Early LT for Severe AH in Asia, Europe, and the United States

The European Experience The U.S. Experience The Asian Experience
Author (year) Mathurin et al. (2011)36 Im et al. (2016)39 Weeks et al. (2018)37 Lee et al. (2018)40 Choudhary et al. (2019)38
N 26 9 46 147 39
Study design Prospective Retrospective Retrospective Retrospective Retrospective
Comparison group Historic, severe AH, no LT Severe AH, no LT Alcoholic cirrhosis with ≥6 months of abstinence, underwent LT No comparison group Alcoholic cirrhosis with mean of 4 months of abstinence, underwent LT
Median follow‐up Not reported 2.0 years 1.3 years 1.6 years 2.3 years
Survival 77% at 6 months 89% at 6 months 98% at 6 months 94% at 1 year 85% at 1 year
71% at 1 year 97% at 1 year 84% at 3 years
Alcohol use post‐LT 12% 22% 28% 25% at 1 year 13%
34% at 3 years
Median time to alcohol use post‐LT 740 days 132 days 256 days 160 days Not reported

Conclusion

The brief descriptions in this review underscore the unmet need for strategies to reduce the current global burdens from ALD. The expanding knowledge of the pathogenesis of ALD and the relative roles of environmental and genetic factors can be translated into clinical practice with the hope to identify new therapeutic agents for the treatment of ALD. Abstinence remains the cornerstone of treatment, with public awareness on the detrimental effects of alcohol use and the implementation of policies to restrict the availability of alcohol.

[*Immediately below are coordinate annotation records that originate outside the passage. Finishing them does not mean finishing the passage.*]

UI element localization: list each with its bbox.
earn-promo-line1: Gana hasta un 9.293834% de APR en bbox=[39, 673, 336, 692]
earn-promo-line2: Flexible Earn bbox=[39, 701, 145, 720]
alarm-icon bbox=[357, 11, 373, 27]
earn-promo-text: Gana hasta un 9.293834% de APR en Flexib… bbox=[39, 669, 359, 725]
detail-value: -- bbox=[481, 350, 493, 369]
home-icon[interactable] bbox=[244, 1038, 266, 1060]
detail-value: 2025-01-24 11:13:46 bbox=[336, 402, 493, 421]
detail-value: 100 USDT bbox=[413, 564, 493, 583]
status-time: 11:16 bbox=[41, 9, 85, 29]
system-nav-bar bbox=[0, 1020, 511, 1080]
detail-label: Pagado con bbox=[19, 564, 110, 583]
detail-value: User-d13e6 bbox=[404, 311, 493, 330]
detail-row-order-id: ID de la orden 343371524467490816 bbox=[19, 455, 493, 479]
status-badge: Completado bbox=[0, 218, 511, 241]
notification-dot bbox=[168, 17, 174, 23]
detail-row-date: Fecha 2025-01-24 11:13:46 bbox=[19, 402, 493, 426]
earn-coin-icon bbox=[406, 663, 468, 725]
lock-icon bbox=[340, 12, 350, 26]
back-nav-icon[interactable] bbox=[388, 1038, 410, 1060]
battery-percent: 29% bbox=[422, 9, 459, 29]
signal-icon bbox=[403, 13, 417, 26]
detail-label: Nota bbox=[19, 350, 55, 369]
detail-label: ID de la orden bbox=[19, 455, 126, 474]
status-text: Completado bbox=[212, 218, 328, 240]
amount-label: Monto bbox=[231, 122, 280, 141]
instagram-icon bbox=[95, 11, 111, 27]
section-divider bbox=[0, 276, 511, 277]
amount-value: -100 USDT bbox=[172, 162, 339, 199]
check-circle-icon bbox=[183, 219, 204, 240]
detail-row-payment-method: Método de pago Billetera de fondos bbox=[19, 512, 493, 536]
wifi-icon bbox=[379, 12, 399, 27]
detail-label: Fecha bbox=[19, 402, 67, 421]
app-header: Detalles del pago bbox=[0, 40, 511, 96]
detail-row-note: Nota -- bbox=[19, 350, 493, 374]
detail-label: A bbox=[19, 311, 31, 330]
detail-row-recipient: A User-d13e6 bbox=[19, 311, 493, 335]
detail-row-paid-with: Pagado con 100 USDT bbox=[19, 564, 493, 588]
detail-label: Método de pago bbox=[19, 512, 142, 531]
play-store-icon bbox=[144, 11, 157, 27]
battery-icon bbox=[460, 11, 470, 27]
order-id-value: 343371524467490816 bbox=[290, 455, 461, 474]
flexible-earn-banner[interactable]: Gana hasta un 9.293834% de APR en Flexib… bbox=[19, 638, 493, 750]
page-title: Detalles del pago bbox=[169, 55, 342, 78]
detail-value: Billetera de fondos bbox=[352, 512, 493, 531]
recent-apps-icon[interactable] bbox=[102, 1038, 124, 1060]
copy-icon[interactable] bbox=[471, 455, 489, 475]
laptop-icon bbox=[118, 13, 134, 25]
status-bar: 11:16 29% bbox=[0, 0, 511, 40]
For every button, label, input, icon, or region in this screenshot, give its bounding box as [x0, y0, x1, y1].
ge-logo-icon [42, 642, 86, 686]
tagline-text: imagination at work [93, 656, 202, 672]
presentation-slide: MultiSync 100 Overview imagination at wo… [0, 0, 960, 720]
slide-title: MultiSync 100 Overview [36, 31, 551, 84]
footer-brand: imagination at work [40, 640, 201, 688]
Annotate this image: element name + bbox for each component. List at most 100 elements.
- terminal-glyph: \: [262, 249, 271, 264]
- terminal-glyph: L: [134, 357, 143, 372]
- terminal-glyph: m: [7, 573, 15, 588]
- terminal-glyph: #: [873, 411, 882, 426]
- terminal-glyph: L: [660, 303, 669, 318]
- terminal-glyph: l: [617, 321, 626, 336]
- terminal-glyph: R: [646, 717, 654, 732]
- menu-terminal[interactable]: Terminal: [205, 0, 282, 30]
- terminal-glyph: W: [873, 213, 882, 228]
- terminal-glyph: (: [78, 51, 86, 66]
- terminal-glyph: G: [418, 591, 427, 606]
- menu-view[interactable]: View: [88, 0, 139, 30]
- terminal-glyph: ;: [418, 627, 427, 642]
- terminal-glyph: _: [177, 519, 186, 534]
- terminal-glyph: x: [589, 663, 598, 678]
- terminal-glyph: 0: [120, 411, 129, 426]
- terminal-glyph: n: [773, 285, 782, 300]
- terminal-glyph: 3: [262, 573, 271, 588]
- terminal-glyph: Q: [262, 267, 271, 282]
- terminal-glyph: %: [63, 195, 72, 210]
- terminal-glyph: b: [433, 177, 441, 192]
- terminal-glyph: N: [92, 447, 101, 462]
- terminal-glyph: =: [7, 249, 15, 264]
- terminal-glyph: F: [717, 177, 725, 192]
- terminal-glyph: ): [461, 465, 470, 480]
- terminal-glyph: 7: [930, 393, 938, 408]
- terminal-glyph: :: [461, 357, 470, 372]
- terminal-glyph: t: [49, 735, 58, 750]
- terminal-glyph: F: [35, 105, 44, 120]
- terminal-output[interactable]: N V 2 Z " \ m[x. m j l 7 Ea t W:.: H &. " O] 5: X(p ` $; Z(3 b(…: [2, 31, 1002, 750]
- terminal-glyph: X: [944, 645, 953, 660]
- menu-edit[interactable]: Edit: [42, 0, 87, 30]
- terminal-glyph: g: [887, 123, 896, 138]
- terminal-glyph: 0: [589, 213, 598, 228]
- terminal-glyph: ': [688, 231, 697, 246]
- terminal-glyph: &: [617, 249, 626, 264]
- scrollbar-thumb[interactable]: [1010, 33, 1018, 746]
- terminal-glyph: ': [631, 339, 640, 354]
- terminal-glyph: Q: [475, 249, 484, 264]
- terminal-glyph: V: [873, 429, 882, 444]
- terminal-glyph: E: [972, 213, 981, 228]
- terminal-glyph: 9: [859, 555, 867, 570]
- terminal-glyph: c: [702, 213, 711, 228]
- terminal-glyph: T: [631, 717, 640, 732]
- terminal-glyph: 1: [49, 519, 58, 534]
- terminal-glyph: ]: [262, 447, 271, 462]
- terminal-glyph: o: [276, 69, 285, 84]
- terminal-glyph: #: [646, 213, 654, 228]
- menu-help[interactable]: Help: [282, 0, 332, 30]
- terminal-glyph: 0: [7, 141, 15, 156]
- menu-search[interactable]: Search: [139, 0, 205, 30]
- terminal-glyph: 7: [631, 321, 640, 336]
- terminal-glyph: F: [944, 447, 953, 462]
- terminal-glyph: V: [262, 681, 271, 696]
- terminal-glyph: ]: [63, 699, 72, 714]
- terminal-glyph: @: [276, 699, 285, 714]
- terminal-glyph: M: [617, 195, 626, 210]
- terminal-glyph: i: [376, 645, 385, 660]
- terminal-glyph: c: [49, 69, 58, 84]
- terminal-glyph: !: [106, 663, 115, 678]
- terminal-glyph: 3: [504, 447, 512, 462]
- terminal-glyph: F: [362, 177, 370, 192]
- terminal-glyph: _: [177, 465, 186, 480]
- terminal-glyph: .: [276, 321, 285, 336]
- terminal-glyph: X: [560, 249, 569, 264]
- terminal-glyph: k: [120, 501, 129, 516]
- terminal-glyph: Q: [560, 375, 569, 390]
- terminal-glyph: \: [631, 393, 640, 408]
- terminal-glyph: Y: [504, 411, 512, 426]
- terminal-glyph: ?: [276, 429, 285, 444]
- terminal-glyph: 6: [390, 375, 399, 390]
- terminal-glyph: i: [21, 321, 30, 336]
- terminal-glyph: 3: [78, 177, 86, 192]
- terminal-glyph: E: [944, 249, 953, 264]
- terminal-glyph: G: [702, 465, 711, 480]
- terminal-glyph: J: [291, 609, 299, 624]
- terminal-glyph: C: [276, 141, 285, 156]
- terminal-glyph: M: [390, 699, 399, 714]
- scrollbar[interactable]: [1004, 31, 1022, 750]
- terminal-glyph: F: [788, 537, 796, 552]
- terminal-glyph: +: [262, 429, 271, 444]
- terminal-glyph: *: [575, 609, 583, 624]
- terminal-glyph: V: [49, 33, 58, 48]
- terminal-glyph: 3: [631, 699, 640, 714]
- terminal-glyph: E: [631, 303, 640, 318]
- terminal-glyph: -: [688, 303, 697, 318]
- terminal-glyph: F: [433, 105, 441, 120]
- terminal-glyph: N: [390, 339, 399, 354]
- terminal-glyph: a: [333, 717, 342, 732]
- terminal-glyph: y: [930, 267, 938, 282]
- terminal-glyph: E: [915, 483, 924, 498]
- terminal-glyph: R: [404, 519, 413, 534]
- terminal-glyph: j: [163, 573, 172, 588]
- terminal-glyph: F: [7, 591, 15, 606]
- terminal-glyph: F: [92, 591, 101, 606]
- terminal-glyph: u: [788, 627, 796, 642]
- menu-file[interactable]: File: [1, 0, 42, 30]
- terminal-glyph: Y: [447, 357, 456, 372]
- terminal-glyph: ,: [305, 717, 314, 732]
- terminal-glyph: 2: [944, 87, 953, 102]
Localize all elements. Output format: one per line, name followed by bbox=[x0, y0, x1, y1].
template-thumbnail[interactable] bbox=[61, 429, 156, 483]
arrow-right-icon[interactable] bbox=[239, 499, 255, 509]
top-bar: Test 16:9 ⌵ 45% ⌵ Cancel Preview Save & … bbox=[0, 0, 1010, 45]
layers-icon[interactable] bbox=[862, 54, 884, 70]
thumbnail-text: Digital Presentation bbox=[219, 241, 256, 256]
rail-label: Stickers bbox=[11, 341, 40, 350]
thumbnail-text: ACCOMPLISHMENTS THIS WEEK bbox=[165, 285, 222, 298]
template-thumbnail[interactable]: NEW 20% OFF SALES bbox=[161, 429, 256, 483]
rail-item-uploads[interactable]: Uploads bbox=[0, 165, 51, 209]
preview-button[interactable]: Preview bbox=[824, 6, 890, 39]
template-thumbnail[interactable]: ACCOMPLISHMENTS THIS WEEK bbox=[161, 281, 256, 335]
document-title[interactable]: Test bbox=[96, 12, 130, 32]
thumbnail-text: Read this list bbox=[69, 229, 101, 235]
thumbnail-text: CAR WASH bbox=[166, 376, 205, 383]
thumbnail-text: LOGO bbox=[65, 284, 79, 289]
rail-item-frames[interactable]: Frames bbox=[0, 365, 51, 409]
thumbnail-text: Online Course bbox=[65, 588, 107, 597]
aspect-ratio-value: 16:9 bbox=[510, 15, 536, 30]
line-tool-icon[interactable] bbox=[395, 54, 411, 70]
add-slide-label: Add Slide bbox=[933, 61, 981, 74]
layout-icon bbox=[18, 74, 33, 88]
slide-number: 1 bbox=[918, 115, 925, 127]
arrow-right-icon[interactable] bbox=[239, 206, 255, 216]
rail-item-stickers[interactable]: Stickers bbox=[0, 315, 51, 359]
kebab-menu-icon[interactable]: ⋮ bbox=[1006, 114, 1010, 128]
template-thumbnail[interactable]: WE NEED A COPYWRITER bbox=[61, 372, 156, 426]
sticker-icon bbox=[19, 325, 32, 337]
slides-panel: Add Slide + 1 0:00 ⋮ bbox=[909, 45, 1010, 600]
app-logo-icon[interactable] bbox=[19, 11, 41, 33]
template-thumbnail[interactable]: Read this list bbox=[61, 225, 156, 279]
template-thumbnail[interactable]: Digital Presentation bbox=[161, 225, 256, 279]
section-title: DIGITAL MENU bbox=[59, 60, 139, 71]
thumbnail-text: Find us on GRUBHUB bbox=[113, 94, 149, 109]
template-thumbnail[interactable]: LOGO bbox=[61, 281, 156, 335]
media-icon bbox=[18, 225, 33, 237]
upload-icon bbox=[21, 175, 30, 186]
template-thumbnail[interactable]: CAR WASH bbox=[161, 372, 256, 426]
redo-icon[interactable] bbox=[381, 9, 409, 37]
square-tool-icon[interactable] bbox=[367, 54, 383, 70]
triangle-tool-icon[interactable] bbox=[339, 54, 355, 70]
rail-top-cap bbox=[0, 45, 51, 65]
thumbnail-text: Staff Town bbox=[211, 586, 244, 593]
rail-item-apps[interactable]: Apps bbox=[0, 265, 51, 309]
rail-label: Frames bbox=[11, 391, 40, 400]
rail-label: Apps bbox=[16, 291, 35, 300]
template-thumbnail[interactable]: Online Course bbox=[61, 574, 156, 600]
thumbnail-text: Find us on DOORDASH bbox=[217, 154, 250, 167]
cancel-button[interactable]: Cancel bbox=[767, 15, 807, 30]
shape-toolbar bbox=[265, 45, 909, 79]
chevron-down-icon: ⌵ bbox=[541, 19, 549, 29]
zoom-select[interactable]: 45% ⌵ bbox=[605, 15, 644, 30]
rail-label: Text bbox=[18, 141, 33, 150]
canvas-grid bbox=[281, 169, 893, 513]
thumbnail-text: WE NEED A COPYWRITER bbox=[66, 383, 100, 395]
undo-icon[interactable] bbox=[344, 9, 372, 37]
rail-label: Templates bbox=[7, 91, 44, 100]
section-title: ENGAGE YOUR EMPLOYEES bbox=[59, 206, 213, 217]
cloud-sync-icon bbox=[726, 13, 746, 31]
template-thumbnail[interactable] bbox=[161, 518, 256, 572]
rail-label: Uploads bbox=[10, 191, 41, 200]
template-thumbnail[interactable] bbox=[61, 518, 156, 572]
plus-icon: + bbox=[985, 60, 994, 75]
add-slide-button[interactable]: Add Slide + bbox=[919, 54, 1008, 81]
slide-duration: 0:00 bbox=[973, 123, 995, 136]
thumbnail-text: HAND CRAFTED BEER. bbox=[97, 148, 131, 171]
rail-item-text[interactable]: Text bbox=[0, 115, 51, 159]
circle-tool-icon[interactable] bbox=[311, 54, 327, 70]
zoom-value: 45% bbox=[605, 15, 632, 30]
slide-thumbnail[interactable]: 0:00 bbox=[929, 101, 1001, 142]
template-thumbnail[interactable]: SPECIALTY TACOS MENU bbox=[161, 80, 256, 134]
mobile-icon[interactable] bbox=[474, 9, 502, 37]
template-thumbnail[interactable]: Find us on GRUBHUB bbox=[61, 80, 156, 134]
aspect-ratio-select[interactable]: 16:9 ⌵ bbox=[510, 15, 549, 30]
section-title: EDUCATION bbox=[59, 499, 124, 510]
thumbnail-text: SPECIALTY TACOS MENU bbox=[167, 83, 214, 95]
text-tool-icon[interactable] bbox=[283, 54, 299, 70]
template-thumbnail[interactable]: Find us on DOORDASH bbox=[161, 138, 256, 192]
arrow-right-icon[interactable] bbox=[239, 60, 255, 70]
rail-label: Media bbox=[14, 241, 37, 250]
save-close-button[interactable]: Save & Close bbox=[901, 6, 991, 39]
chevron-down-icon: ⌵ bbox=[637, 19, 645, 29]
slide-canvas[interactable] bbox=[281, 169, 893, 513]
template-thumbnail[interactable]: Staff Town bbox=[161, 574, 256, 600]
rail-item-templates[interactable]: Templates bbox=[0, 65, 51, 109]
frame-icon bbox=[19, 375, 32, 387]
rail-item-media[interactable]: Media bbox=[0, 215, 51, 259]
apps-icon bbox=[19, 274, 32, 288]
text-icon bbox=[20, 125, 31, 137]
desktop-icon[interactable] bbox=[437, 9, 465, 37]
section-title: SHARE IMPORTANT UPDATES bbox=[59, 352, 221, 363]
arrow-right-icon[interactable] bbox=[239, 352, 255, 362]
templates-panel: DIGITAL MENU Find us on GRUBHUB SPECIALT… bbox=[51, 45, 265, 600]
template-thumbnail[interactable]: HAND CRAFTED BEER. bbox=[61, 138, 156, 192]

This study was partly supported by National Institutes of Health grants R01AA025208, R01DK107682, U01AA026917, UH2AA026903, and I01CX000361 (to S.L.).

Potential conflict of interest: S.L. consults for Durect Corporation. T.P. is on the speakers’ bureau and received grants from Gilead; is on the speakers’ bureau for Bristol‐Myers Squibb, Bayer, Abbott, Eisai, and MSD; and received grants from Roche, Janssen, FibroGen, and Vir.